The digest/dashboard provides a snapshot of the overall financial picture. From top-left clockwise, it shows information about your bank and cash accounts (collectively called financial accounts), your credit cards and loans (collectively called debts), a trending chart of total expenses versus total deposits/income over the last 6 months, status of the emergency fund, the most active spending/budget items, and finally the most recent transactions logged. I have room for one more widget at bottom-left but haven't decided what it will be.
While the initial functionality is in place and a useful product is available to users (my wife and I have been using this webapp for over a year), I also had technical goals that this phase needed to meet:
- I wanted a real project to hash out my knowledge of Hibernate 3.x. This is the technology I am using for persistence management and database connectivity. The database application itself is MySQL 5.x.
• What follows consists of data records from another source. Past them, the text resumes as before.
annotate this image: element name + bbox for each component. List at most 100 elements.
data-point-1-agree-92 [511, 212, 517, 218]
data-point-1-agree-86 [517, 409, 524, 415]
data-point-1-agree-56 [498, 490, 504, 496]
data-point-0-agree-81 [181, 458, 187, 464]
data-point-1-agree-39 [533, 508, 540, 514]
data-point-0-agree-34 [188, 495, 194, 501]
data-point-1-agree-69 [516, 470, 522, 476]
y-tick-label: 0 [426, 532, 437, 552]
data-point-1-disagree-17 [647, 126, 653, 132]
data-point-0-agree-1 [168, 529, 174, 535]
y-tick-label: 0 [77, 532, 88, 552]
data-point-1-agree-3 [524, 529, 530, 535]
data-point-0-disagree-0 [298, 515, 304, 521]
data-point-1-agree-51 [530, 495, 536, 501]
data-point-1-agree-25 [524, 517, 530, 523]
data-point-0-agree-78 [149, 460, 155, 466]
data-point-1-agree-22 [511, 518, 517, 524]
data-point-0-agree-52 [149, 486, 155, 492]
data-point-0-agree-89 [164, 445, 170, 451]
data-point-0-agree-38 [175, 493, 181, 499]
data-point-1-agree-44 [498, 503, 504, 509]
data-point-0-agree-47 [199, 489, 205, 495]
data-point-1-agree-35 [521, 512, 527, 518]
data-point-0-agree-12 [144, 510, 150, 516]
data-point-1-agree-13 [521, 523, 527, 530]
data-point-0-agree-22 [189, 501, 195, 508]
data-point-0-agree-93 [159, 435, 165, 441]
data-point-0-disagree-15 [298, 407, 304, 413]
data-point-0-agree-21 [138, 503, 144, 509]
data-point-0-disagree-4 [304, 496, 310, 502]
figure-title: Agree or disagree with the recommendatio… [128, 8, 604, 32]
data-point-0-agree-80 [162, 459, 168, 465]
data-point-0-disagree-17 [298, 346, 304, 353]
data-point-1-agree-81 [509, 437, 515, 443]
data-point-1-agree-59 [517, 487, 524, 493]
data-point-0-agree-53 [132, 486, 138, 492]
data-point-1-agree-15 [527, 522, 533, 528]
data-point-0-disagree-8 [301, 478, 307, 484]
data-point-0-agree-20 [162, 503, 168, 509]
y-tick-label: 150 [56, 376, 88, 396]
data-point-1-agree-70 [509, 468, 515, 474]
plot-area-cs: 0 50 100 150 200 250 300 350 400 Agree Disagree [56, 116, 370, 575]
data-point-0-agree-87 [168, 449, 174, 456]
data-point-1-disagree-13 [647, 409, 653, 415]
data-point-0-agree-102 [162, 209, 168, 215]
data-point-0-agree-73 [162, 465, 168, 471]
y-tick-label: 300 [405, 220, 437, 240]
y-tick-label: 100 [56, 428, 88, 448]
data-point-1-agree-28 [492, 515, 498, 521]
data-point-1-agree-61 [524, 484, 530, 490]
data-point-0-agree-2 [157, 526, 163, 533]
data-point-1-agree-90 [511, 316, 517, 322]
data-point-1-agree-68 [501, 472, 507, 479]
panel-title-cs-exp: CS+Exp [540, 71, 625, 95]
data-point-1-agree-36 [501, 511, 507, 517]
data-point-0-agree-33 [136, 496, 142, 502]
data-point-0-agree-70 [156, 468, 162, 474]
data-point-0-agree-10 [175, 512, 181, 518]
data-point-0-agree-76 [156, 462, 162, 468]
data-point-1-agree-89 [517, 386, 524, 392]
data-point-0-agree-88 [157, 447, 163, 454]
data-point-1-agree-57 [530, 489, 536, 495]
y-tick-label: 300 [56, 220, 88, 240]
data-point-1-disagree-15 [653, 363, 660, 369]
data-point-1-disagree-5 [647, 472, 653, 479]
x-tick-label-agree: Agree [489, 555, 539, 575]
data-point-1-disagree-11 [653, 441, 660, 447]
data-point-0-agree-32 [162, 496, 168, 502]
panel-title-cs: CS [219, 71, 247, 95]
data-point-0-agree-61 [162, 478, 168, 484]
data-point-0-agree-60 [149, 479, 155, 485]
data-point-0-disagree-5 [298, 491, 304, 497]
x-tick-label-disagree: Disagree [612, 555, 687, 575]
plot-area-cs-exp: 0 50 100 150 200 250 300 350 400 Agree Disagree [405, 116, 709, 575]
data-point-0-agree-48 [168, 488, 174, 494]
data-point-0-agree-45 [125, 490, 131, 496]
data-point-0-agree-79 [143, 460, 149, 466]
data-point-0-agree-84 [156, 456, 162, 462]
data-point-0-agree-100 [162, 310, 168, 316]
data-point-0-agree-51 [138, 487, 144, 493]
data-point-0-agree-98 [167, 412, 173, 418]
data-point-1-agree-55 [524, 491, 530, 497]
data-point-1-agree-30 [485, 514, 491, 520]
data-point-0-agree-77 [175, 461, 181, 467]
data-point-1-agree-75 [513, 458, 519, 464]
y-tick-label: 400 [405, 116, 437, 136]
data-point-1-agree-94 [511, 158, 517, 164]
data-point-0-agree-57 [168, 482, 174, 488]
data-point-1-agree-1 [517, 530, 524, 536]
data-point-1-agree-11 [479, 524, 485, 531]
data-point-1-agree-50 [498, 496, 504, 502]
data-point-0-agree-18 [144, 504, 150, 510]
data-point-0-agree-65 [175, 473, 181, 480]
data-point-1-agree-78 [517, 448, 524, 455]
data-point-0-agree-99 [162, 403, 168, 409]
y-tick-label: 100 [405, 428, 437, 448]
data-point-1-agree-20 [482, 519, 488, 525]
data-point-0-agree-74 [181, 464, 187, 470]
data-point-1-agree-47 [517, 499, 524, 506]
- I wanted a real project to play with Spring MVC, which I use to receive all client requests and control access to data. The Spring configuration runs in an Apache Tomcat 6.x web container.
- I wanted somewhere to explore Ext JS 3.x, which is what I use for the UI and client/server communication.
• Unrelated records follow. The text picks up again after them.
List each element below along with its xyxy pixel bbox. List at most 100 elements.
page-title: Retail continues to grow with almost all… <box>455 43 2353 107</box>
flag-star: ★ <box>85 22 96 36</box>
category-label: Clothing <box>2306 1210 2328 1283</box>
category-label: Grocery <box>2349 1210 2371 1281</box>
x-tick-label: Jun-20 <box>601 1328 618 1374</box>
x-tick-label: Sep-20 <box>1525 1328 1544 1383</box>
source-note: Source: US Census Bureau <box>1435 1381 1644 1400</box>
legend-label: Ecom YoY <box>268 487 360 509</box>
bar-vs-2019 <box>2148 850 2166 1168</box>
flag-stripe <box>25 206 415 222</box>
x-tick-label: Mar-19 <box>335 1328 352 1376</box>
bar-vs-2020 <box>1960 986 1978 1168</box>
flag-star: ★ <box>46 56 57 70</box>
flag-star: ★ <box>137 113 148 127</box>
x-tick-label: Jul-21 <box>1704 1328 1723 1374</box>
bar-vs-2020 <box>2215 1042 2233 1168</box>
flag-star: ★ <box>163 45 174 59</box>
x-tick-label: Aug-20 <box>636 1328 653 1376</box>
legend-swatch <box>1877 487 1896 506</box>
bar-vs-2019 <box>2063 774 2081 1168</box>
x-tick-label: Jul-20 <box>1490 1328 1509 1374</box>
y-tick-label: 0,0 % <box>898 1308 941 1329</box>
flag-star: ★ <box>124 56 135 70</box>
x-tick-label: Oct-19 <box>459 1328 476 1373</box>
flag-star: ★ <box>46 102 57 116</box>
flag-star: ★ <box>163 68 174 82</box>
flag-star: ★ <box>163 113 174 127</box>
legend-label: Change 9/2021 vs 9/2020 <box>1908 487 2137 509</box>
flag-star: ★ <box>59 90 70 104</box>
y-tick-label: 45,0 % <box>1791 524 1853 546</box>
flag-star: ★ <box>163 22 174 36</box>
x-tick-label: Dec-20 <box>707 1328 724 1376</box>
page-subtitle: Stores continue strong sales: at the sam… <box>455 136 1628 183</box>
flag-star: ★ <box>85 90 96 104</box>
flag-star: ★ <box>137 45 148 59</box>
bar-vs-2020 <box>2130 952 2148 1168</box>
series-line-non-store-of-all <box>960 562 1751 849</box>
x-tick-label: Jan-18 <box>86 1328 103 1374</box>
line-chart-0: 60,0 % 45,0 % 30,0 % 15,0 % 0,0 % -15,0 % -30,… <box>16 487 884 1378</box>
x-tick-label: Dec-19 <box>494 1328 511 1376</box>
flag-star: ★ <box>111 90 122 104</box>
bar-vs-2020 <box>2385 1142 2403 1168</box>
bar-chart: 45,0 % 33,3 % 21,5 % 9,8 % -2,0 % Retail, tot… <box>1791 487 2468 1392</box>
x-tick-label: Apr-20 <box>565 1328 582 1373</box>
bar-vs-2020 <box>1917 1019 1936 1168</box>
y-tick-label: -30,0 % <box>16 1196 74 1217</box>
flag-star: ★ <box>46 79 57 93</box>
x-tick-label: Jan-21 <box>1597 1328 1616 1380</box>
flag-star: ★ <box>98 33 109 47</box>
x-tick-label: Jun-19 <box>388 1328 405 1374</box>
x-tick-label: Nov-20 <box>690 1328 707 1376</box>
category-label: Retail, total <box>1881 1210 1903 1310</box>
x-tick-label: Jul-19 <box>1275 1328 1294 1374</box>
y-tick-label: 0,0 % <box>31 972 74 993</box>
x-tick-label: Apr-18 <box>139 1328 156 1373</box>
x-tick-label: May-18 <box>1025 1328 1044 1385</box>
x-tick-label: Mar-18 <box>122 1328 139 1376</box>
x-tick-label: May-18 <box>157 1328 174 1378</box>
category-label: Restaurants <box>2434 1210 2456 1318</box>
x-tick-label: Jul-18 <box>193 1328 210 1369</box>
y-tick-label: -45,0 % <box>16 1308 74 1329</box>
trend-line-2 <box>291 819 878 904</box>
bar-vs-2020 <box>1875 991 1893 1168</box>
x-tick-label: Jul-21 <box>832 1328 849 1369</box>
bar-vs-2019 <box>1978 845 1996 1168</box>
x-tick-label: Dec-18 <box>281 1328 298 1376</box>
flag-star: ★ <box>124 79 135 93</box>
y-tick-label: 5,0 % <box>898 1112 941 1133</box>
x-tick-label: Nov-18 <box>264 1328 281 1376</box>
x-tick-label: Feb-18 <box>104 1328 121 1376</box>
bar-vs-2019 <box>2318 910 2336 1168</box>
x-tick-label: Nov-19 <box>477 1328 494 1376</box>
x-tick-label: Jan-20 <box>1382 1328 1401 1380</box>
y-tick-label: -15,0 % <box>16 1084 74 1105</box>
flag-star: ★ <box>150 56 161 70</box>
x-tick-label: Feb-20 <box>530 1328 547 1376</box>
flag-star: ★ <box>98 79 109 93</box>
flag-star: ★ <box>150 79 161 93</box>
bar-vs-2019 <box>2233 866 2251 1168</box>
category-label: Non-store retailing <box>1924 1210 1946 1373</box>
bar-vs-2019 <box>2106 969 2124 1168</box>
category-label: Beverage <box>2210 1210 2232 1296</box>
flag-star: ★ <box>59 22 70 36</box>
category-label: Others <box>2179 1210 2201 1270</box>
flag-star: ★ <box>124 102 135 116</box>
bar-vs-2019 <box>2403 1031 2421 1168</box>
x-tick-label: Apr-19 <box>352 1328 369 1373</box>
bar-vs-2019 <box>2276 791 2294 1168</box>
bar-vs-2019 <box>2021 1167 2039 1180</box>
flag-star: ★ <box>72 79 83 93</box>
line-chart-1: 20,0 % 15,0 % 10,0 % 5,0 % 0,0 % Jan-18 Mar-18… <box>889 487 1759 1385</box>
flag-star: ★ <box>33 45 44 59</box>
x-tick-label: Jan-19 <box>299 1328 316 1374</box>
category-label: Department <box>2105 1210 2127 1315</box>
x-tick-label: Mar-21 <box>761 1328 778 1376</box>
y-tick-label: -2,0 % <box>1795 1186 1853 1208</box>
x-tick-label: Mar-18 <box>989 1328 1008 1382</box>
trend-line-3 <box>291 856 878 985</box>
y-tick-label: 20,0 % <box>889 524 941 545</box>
- I've wanted to exercise the project build capabilities of Maven 3.x, which is what I use to compile and build this project and manage dependencies and releases. In tandem with Maven, I also use Subversion SVN for version control.
- I also wanted to improve my development process to include automated testing (using TestNG and Selenium), automated/scheduled releases (weekly in a testbay) and automated data import from old databases to new schema. For some of these, Perl saved the day.
- Finally, I wanted to understand the intricacies of hosting Java application on the web. I use eApps, which provides a VPS (virtual private server) with the database application, Tomcat and JVM, among other things, for about $250/year.
- Figure out what it takes to obtain a patent for software like this.